Call it emotional manipulation, or just call it good campaigning. But as of last Thursday, when Measure 5 supporters started putting out the word for pet portraits from supporters of the cause, the images for the campaign started to reach a whole new level of effectiveness.
And they've been picked up on websites all over.
"They did! Buzzfeed and the Huffington Post," says Kristie Skunberg, Measure 5 campaigner. "It's been a great experience."
The portraits poured in from animal lovers around the country. All urging voters to say yes on Measure Five, and all featuring an adorable pet holding a placard that carries campaign messages like "Vote to protect my furry friends in North Dakota."
However effective the images may be in appealing to animal lovers, the Fargo-Moorhead Humane Society's Nukhet Hendricks says it's not that simple.
"My concern is that this initiative is too narrow in scope," she says.
Hendricks says the measure only protects dogs, cats and horses -- no other species, including the many other types of companion animals people keep as pet.
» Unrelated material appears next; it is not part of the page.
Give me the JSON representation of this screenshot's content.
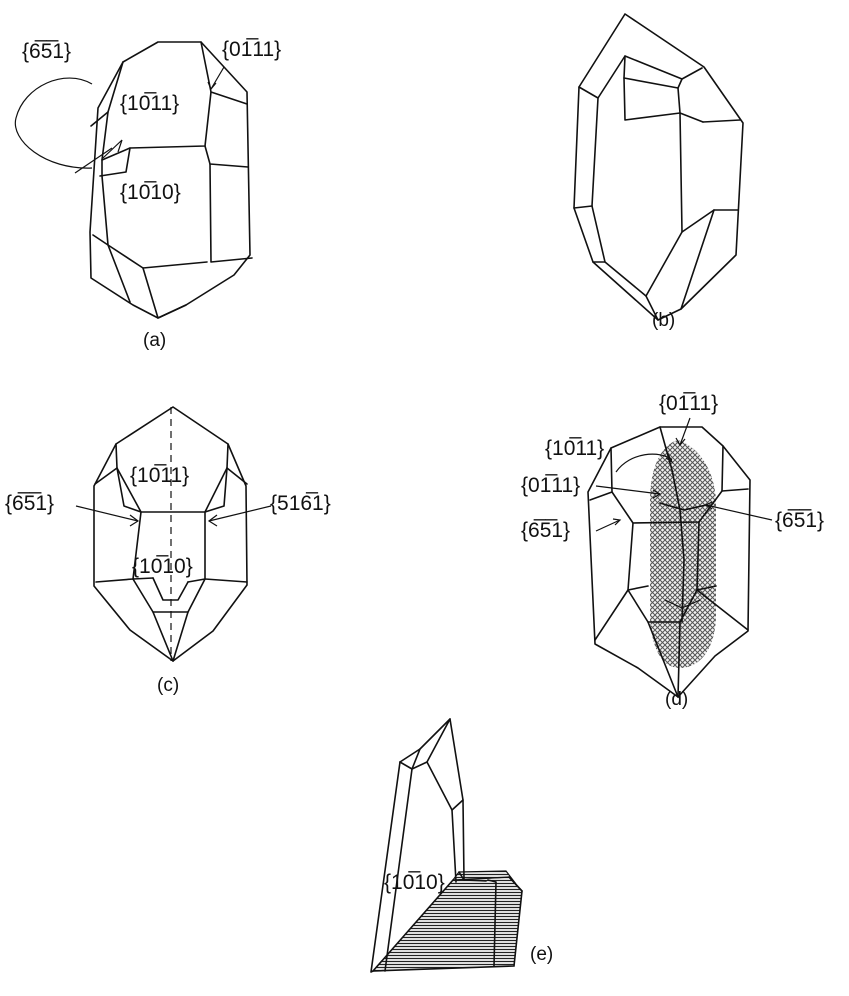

And, the measure covers only the very worst types of abuse, but not the routine types of neglect and garden-variety cruelty that are most likely to land animals in her shelter.
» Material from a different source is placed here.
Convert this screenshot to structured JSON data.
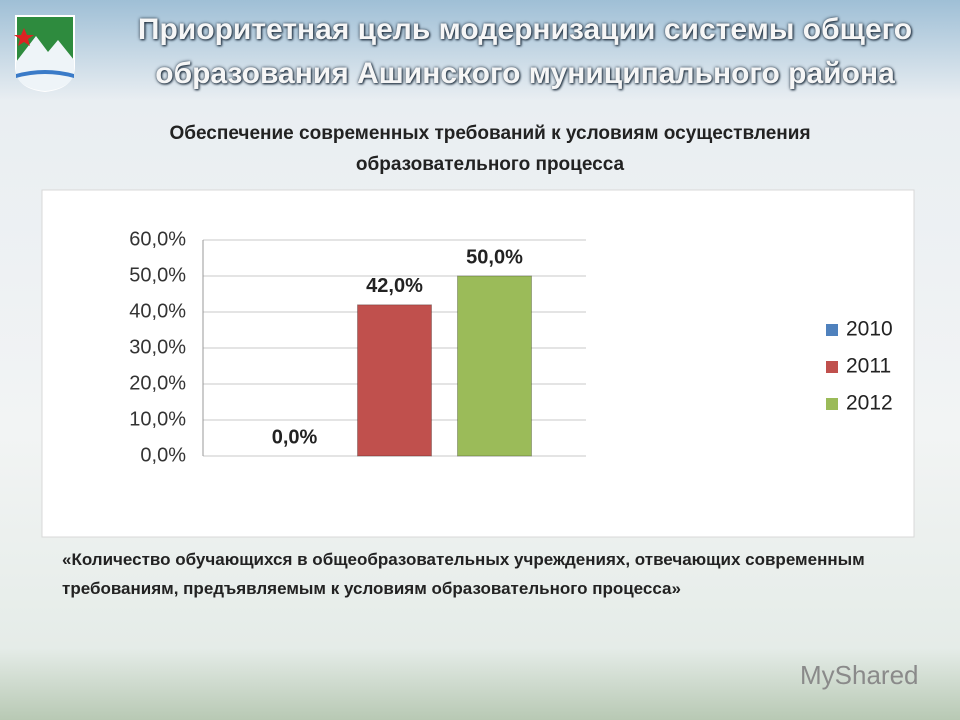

"It's not about just getting laws into the books. It's about making changes to benefit all the animals." Hendricks also says once the measure were to be law, it would require a two-thirds majority of the state legislature to toughen it. And that could be tough, she cautions, in a state legislature that hasn't embraced the issue in the past.
But Measure Five supporters say the law would be at least a start.
"I think with a big public vote it sends a strong message to the state legislature. That's why we took it to a public vote. So it's a win win," says Skumberg.
And with images like the ones in the campaign coming in from all over the country, voters might not remember the controversy -- just the cute.